Last week, we encountered an octet of Italian youngsters behaving badly on the backstreets of Naples. This week, a pair of Mexican schoolboys engage in some slightly less naughty business in Esto no es Berlin (This Is Not Berlin, opening at Landmark’s Shattuck Cinemas on Friday, Aug. 30). Bad boys and cinema, it seems, remain an irresistible combination.
Happily, director Hari Sama’s film departs from the routine after its first couple of reels. Set in Mexico City a few years after the devastating 1985 quake, This Is Not Berlin is more interested in the coming of age misadventures of its character, Carlos (Xabiani Ponce de Leon) and Gera (Jose Antonio Toledano), two teenage boys hurtling pell-mell towards adulthood.
Gera’s older sister Rita (Ximena Romo Mercado) is a rebel who reads Patti Smith’s poetry in literature class; when she’s not in school she’s performing with boyfriend Tito in Manifesto, an avant-pop band frequently booked at Aztec, a super cool nightclub. An inveterate tinkerer who builds his own robots, Carlos is a dab hand at things electronic, and after fixing the band’s synthesizer begs Rita to sneak him and Gera into the club.
Reluctantly, she agrees. The Aztec is where Mexico City’s outcasts — its punks, artists, and gay and lesbian residents — come together, and it’s a real eye-opener for the boys. Carlos stops listening to Alvin Lee and Judas Priest, quickly graduating to performance art events where collectives such as Assembly On Fire destroy cars in Survival Research Laboratories fashion.

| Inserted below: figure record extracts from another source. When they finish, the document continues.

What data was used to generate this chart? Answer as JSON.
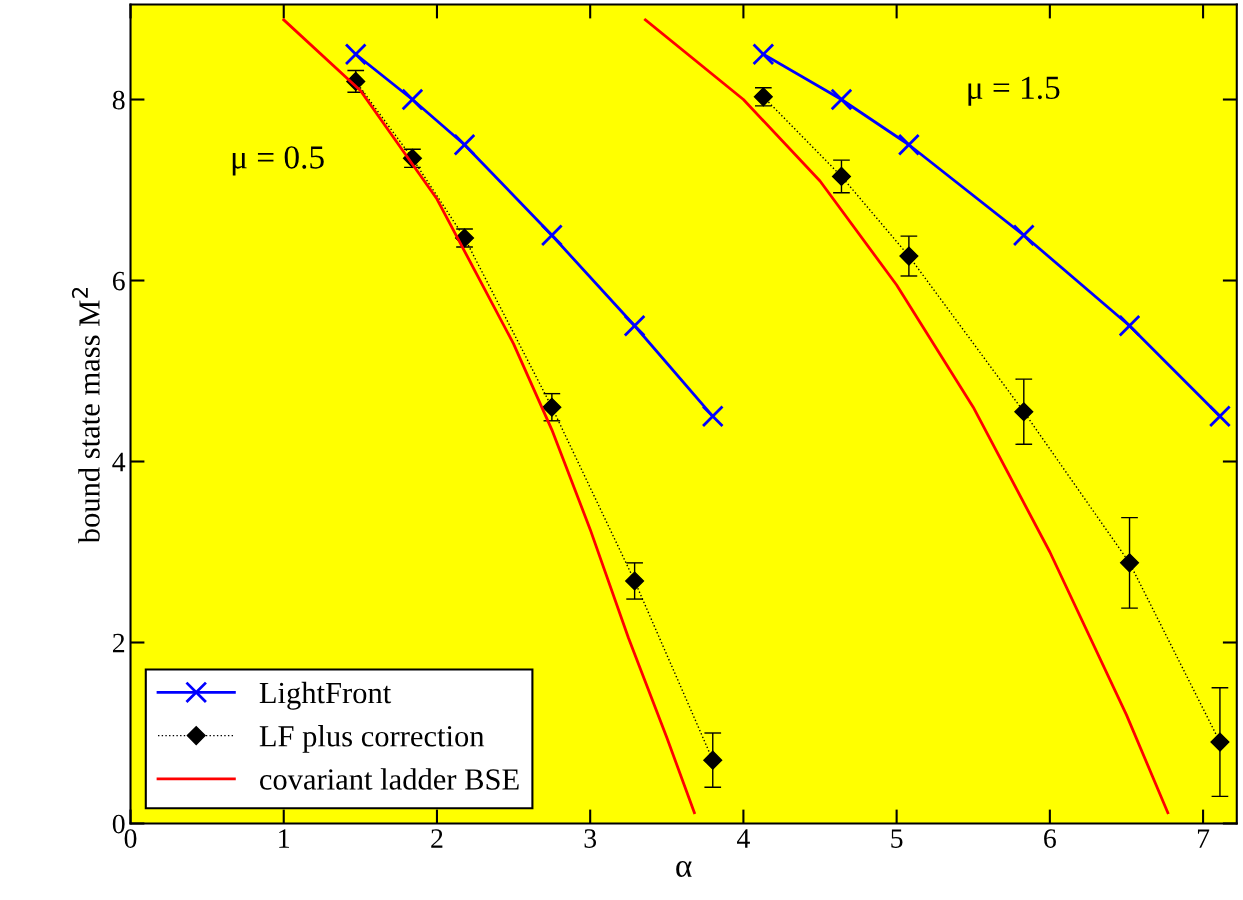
{
  "chart_data": {
    "type": "line",
    "xlabel": "α",
    "ylabel": "bound state mass M$^{2}$",
    "xlim": [
      0,
      7.22
    ],
    "ylim": [
      0,
      9.05
    ],
    "xticks": [
      0,
      1,
      2,
      3,
      4,
      5,
      6,
      7
    ],
    "yticks": [
      0,
      2,
      4,
      6,
      8
    ],
    "grid": false,
    "legend": "bottom left",
    "series": [
      {
        "name": "LightFront",
        "color": "#0000ff",
        "marker": "cross",
        "line_style": "solid",
        "x": [
          1.47,
          1.84,
          2.18,
          2.75,
          3.29,
          3.8
        ],
        "values": [
          8.5,
          8.0,
          7.5,
          6.5,
          5.5,
          4.5
        ]
      },
      {
        "name": "LF plus correction",
        "color": "#000000",
        "marker": "diamond",
        "line_style": "dotted",
        "x": [
          1.47,
          1.84,
          2.18,
          2.75,
          3.29,
          3.8
        ],
        "values": [
          8.2,
          7.35,
          6.47,
          4.6,
          2.68,
          0.7
        ],
        "errors": [
          0.12,
          0.1,
          0.1,
          0.15,
          0.2,
          0.3
        ]
      },
      {
        "name": "covariant ladder BSE",
        "color": "#ff0000",
        "marker": "none",
        "line_style": "solid",
        "x": [
          1.0,
          1.5,
          2.0,
          2.5,
          2.75,
          3.0,
          3.25,
          3.5,
          3.68
        ],
        "values": [
          8.88,
          8.1,
          6.9,
          5.3,
          4.35,
          3.25,
          2.05,
          0.95,
          0.12
        ]
      },
      {
        "color": "#0000ff",
        "marker": "cross",
        "line_style": "solid",
        "x": [
          4.13,
          4.64,
          5.08,
          5.83,
          6.52,
          7.11
        ],
        "values": [
          8.5,
          8.0,
          7.5,
          6.5,
          5.5,
          4.5
        ]
      },
      {
        "color": "#000000",
        "marker": "diamond",
        "line_style": "dotted",
        "x": [
          4.13,
          4.64,
          5.08,
          5.83,
          6.52,
          7.11
        ],
        "values": [
          8.03,
          7.15,
          6.27,
          4.55,
          2.88,
          0.9
        ],
        "errors": [
          0.1,
          0.18,
          0.22,
          0.36,
          0.5,
          0.6
        ]
      },
      {
        "color": "#ff0000",
        "marker": "none",
        "line_style": "solid",
        "x": [
          3.36,
          4.0,
          4.5,
          5.0,
          5.5,
          6.0,
          6.5,
          6.77
        ],
        "values": [
          8.88,
          8.0,
          7.1,
          5.95,
          4.6,
          3.0,
          1.2,
          0.12
        ]
      }
    ],
    "annotations": [
      "μ = 0.5",
      "μ = 1.5"
    ]
  }
}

Now sporting a wacky hair-do and make-up, Carlos befriends scene veteran Nico (Mauro Sanchez Navarro), a club hanger-on who wanders the dance floor every night sucking on cigarettes and nursing cheap drinks. Meanwhile, Gera meets slimy drug dealer Ajo (David Montalvo) and experiences an unexpected sexual awakening. In the immortal words of Lulu, how do you thank someone who’s taken you from crayons to perfume? You’ll have to buy a ticket to find out.
Though This Is Not Berlin treads some fairly well worn narrative territory, it does do a fine job recreating the music and art of the eighties. Manifesto’s music reflects the influences of the day, blending Smith-style verse with the pop nous of The Cure and the improvisational psychedelia of The Legendary Pink Dots, while two mud-daubed performers will remind avant-garde art enthusiasts of the unforgettable Kipper Kids. If you wasted your young adulthood at San Francisco’s I-Beam, you’ll definitely enjoy this film.
Screening at Pacific Film Archive at 3:30 p.m. on Saturday, Aug. 30 as part of the series ‘Movie Matinees for all Ages‘, Badkonake sefid (White Balloon) is a wonderful slice of neorealism from Iranian director Jafar Panahi. Panahi is especially skilled at making films about children and young women, and this is perhaps his best work.
Tiny Aida Mohammadkhani plays a 7-year-old entrusted by her mother to purchase a fish for New Year’s, but — as 7 year olds are wont to do — she loses the money she’s been entrusted with. Told from a child’s eye view, Panahi’s film (co-written by Abbas Kiorastami) details her quixotic quest to recover it, with a parade of kind, not-so-kind, and sometimes clueless adults helping or impeding her progress. White Balloon is thoroughly delightful, and suitable for all ages.